Cold Pursuit, Hans Petter Moland’s remake of his 2014 Norwegian film, In Order of Disappearance, begins by quoting Oscar Wilde: “Some cause happiness wherever they go; others whenever they go”. Moland clearly relishes the humour in Wilde’s words and interprets the latter half of that sentence in a rather twisted fashion in this revenge drama. There are systematic vengeance-fuelled murders, where men die one after another, providing contentment to Liam Neeson’s Nels Coxman (playing father on a mission, yet again) and dark humour to the audience. If one were to expect a Taken (2008) from Neeson, the film thankfully dismantles the vengeance genre and infuses it with absurd characters and flavours of an icy town. There isn’t an ambitious busting of a global nexus but a turf war between drug lords in a snow-capped town in Colorado. Neeson’s journey is not the only track, the anti-hero is a megalomaniac but with traits that could be relatable to a millennial parent on a pegan diet and chucklesome inter-titles. There’s more to look forward to than how and who will Neeson kill next.

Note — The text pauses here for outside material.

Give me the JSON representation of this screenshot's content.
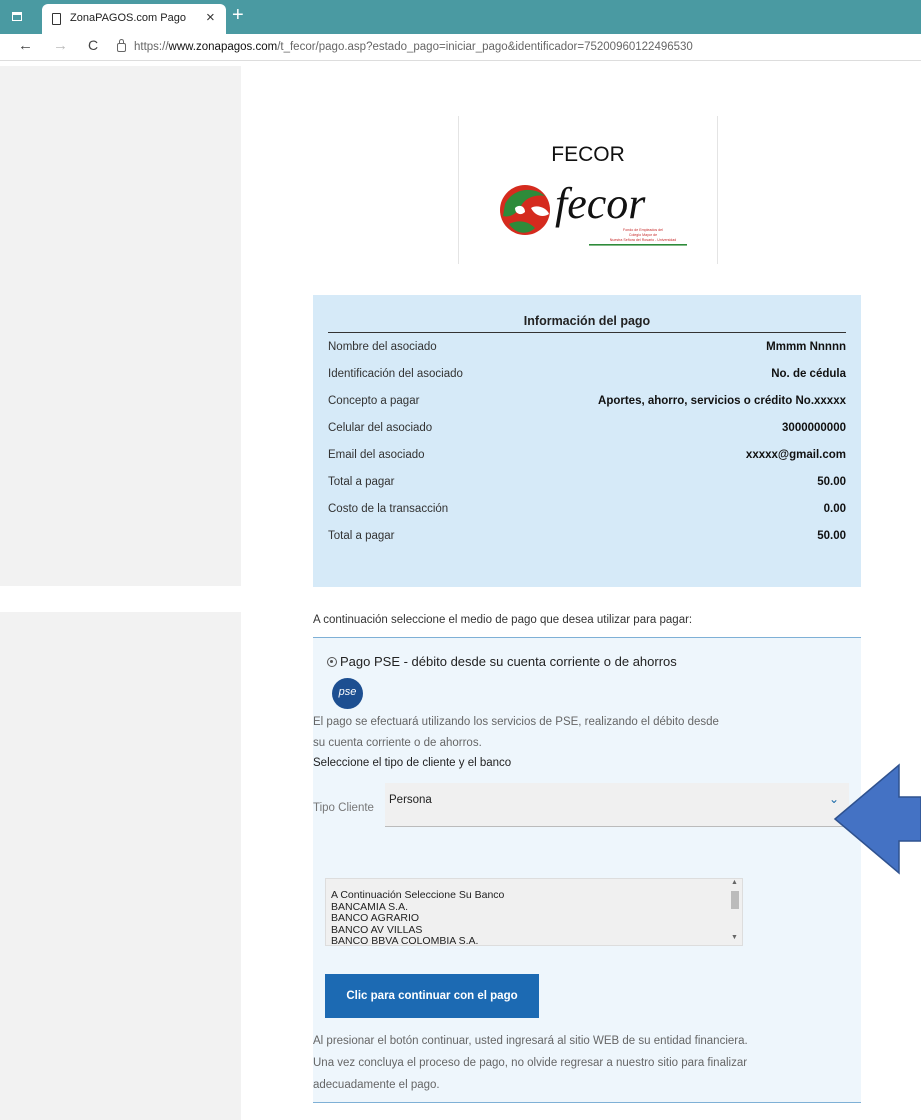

- Director: Hans Petter Moland
- Cast: Liam Neeson, Tom Bateman, Tom Jackson, Emmy Rossum, Domenick Lombardozzi, Julia Jones, John Doman and Laura Dern
- Storyline: A father sets out to kill drug lords after his son is found dead from a heroin overdose
Set in freezing temperatures, the film sees Neeson — comically-one toned and stoic as a snow-plougher — inadvertently sparking off a gang war between Trevor Calcote (Tom Bateman) aka Viking, a drug lord obsessed with his son’s diet, and White Bull (Tom Jackson), a Native American drug kingpin. While the film is primarily Neeson’s violent journey of catharsis, Moland extends the ambit of retribution to others. White Bull has also lost his son so his pursuit for revenge is centred around his personal loss but underneath is deep and long-standing anger. The rage is rooted not only in the history of ethnic subservience but also the appropriation of Native American culture. We see him walk through a shop, lift a traditional Native American garment and disapprovingly find ‘Made it China’ on its label. He also gets his ‘visually loud but audibly silent’ moment of outburst, which is oddly evocative.
But all said and done, with all its humour, wit and subtle commentary, the film ventures into a zone of impudence that can be either be argued as ‘morally problematic’ or ‘intended irreverence’. The film often finds itself being racially offensive and tone-deaf with liberal usage of stereotypes. A white man refers to a Native American man as ‘Tonto’ (which itself carries a long history of whitewashing), a young attractive Asian woman, married to a white American sugar-daddy, behaves like an outright caricature, and a slur against a character of colour (Shiv) is seemingly beeped out by the Censor Board.
In this macho blood-thirsty world, the women — be it wives or a cop — are sidelined and used as props. But the film pushes for irreverence by appearing self-aware and intentional. You glean that from the way it goes overboard — almost as a pre-emptive defence. But after Neeson’s controversially racist comments to a newspaper before the film’s release (leading to the cancellation of its red carpet premiere), one wonders how much of a film like this is deliberate cheekiness and how much arising out of a ‘primal urge’.